Wijziging Regeling permanente eisen en wijziging aantal regelingen in verband met het toelaten van langere en zwaardere samenstellen met een maximumgewicht van 60 ton

Regeling tot wijziging van de Regeling permanente eisen in verband met voorschriften voor voertuigen met frontbeschermingsinrichtingen en tot wijziging van een aantal regelingen in verband met het toelaten van langere en zwaardere samenstellen met een maximumgewicht van 60 ton

20 juni 2008

Nr. CEND/HDJZ-2008/760 sector AWW

Hoofddirectie Juridische Zaken

De Minister van Verkeer en Waterstaat,

Gelet op de artikelen 149a, derde lid, en 149b, zevende lid, van de Wegenverkeerswet 1994, artikel 7, eerste en tweede lid, van het Besluit ontheffingverlening exceptionele transporten en de artikelen 5.2.50 en 5.3.50 van het Voertuigreglement;

Besluit:

Artikel I

De Regeling permanente eisen1 wordt als volgt gewijzigd:

A

Na artikel 2.9.30, wordt een afdeling ingevoegd, luidende:

Afdeling 5 Regels met betrekking tot frontbeschermingsinrichtingen van personenauto’s en van bedrijfsauto’s met een toegestane maximum massa van niet meer dan 3500 kg, niet zijnde bussen

Artikel 2.9.31

Het EG-typegoedkeuringsmerk voor frontbeschermingsinrichtingen is vormgegeven overeenkomstig figuur 31-a, in gemonteerde toestand duidelijk leesbaar en onuitwisbaar aangebracht.

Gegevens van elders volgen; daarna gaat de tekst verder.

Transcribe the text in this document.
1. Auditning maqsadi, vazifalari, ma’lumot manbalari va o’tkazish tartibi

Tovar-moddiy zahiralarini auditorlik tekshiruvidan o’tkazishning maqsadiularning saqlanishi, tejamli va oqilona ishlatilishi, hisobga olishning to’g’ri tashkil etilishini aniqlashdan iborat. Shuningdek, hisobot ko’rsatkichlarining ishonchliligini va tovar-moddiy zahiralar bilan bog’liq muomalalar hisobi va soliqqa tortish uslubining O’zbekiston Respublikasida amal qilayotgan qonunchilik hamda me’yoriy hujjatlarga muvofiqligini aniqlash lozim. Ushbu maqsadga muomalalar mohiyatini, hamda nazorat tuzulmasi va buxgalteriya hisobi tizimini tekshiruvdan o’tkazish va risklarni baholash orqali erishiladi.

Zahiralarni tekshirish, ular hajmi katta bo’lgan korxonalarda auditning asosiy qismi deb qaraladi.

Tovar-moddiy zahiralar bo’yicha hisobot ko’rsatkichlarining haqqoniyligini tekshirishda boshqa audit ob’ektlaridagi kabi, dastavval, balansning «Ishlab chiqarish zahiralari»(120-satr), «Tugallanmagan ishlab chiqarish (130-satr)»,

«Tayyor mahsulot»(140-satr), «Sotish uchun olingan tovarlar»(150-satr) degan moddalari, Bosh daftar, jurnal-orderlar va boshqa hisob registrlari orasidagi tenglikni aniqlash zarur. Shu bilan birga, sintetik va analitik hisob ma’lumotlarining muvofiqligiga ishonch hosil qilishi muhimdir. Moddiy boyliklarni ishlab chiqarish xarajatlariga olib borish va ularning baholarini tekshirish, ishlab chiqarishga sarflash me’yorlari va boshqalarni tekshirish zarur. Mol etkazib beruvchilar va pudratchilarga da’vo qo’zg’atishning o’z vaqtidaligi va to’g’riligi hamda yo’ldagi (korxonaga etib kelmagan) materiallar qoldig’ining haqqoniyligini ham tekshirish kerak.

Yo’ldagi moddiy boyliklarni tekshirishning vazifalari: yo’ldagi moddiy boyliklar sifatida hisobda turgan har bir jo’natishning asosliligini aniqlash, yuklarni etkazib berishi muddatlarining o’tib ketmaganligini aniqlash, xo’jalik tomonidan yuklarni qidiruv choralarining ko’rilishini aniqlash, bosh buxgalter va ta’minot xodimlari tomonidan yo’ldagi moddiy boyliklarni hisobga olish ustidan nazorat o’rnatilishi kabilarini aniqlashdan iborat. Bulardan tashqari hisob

stcrt-2008-124-p13-SC86329-1.gif

Figuur 31-a EG-typegoedkeuringsmerk

waarbij de volgende codes de daarbij vermelde betekenis hebben:

e1:

EG-typegoedkeuring. De lidstaat die de goedkeuring heeft verleend wordt aangeduid met een variabele kenletter (‘1’ is Duitsland, ‘4’ is Nederland);

01:

variabel volgnummer waarmee de (wijzigings)richtlijn wordt aangeduid overeenkomstig welke de EG-typegoedkeuring heeft plaatsgevonden. Achter het volgnummer is een asterisk of een spatie geplaatst;

1471:

variabel basisgoedkeuringsnummer.

Artikel 2.9.32

De in deze afdeling gestelde eisen worden getoetst door middel van visuele controle.

B

In artikel 2.10.17 wordt ‘figuur 31-a’ telkens vervangen door: figuur 31-b.

Artikel II

De Regeling overleg exceptioneel transport2 , de Regeling vaststelling vergoeding voor wegbeheerders bij exceptionele transporten3 en de Regeling taken Dienst Wegverkeer4 , worden als volgt gewijzigd:

In artikel 1, tweede lid, van de Regeling overleg exceptioneel transport, artikel 1, tweede lid, van de Regeling vaststelling vergoeding voor wegbeheerders bij exceptionele transporten en artikel 2, onderdeel c, van de Regeling taken Dienst Wegverkeer, wordt de zinsnede ‘waarvan de totale lengte niet meer bedraagt dan 25,25 meter’ vervangen door: waarvan de totale lengte niet meer bedraagt dan 25,25 meter en de totale massa niet meer dan 60 ton.

Artikel III

Deze regeling treedt in werking met ingang van de tweede dag na de dagtekening van de Staatscourant waarin zij wordt geplaatst.

Deze regeling zal met toelichting in de Staatscourant worden geplaatst.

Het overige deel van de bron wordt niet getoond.